Quelque odieux que soit cet indigne manège;
Les exemples en sont nombreux;
On a poussé le sacrilège
Jusqu'au point d'insulter les dieux:
Ces dieux dont les bienfaits enrichissent la terre,
Ont été déchirés par des blasphémateurs:
Est-il donc étonnant que l'immortel Voltaire
Ait à gémir des traits des calomniateurs?
Je ne m'en tiens pas à ces mauvais vers: J'ai fait écrire dans le Virtemberg pour solliciter vos arrérages...
Au reste, je crois que pour vous soustraire à l'âcreté du zèle des bigots, vous pourriez vous réfugier en Suisse, où vous seriez à l'abri de toute persécution.
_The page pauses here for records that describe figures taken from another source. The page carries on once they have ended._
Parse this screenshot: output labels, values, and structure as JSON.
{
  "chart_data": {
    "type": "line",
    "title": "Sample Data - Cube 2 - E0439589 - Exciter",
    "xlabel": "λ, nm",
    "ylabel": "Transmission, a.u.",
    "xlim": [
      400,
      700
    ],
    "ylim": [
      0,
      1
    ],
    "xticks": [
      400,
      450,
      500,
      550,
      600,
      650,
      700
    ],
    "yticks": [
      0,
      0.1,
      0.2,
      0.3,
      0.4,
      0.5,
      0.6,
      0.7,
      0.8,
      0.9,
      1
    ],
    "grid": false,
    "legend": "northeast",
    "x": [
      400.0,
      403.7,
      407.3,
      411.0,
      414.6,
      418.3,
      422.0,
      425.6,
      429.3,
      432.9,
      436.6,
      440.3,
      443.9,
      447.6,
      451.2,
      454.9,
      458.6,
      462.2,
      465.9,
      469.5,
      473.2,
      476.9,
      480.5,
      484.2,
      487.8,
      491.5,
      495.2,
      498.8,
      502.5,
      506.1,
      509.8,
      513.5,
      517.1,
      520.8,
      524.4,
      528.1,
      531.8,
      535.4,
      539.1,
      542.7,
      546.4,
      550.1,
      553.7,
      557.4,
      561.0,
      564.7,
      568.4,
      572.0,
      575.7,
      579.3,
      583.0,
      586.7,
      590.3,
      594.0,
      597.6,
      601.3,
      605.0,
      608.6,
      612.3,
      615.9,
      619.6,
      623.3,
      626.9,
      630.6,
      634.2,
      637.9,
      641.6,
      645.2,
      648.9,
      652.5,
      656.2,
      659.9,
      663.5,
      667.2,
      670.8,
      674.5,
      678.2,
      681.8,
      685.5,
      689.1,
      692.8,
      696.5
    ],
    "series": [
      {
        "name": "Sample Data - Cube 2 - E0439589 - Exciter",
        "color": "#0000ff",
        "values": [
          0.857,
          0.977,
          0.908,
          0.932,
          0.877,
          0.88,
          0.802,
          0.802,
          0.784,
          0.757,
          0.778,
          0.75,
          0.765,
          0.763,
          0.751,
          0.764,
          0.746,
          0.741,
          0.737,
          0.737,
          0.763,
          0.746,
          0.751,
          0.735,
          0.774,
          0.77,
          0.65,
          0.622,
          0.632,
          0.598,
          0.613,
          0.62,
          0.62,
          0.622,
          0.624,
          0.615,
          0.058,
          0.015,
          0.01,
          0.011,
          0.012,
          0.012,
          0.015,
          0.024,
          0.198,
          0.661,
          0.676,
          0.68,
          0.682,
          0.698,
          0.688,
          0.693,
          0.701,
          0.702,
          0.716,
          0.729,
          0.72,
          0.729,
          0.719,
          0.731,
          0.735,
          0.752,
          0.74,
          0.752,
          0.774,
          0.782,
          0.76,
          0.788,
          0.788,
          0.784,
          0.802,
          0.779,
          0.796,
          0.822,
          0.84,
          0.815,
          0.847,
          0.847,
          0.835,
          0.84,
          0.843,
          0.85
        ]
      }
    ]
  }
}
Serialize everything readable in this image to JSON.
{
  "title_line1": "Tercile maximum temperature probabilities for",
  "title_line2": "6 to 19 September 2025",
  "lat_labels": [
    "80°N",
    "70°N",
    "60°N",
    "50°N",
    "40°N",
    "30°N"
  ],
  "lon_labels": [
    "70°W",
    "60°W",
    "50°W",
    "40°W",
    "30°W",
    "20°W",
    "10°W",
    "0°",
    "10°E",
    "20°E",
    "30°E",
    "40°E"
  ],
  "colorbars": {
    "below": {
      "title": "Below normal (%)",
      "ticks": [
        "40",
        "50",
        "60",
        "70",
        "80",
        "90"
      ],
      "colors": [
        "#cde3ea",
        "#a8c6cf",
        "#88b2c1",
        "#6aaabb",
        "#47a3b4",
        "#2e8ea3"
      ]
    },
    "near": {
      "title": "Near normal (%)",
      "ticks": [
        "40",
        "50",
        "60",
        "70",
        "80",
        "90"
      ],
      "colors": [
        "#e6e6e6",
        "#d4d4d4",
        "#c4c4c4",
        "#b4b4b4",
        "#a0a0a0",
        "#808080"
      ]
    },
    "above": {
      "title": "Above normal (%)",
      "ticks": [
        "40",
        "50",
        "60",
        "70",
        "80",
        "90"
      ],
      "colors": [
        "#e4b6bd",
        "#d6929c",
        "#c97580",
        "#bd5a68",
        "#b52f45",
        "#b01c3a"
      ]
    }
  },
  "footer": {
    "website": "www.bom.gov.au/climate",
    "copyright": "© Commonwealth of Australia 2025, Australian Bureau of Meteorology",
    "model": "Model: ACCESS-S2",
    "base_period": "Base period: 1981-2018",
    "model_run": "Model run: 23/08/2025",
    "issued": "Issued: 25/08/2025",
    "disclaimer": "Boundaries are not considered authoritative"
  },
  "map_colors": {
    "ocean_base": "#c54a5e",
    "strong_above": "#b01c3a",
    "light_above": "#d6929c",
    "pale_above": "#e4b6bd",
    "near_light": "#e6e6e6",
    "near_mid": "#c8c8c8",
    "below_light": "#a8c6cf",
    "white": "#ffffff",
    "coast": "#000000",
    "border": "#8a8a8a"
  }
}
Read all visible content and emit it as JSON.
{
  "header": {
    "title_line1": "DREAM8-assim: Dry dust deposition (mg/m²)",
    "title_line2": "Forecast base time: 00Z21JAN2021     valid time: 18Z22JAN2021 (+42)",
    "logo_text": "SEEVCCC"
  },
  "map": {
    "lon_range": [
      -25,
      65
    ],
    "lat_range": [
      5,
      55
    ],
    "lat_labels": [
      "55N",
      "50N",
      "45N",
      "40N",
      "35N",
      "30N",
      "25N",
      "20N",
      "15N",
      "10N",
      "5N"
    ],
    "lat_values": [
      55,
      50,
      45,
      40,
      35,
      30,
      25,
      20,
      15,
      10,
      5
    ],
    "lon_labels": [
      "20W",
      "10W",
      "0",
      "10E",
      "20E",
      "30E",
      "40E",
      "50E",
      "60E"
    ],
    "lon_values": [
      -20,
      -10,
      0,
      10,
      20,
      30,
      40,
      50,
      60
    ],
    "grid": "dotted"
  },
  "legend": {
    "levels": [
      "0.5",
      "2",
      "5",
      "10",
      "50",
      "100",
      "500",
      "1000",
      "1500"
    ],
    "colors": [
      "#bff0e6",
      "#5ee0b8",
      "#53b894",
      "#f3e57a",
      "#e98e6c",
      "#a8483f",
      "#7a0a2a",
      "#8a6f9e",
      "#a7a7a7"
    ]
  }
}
Pour les désagréments dont vous vous plaignez à l'égard de vos nouveaux établissements de Ferney, je les attribue à l'esprit de vengeance des commis de vos financiers, qui vous haïssent à cause du bien que vous avez voulu faire au pays de Gex en le dérobant un temps à la voracité de ces gens-là.
Quant à ce point, je vous avoue que je suis embarrassé d'y trouver un remède parce qu'on ne saurait inspirer des sentiments raisonnables à des drôles qui n'ont ni raison ni humanité. Toutefois soyez persuadé que si la terre de Ferney appartenait à Apollon même, cette race maudite ne l'eût pas mieux traitée. Quelle honte pour la France de persécuter un homme unique qu'un destin favorable a fait naître dans son sein! un homme dont dix royaumes se disputeraient à qui pourrait le compter parmi ses citoyens, comme jadis tant de villes de la Grèce soutenaient qu'Homère était né chez elles! Mais quelle lâcheté plus révoltante de répandre l'amertume sur vos derniers jours! Ces indignes procédés me mettent en colère, et je suis fâché de ne pouvoir vous donner de secours plus efficaces que le souverain mépris que j'ai pour vos persécuteurs. Mais Maurepas n'est pas dévot; M. de Vergennes se contente d'entendre la messe, quand il ne peut pas se dispenser d'y aller; Necker est hérétique; de quelle main peut donc partir le coup qui vous accable? L'archevêque de Paris est connu pour ce qu'il est, et j'ignore si son Mentor ex-jésuite est encore auprès de lui; personne ne connaît le nom du confesseur du roi: le diable incarné dans la personne de l'évêque du Puy aurait-il excité cette tempête? Enfin plus j'y pense, moins je devine l'auteur de cette tracasserie.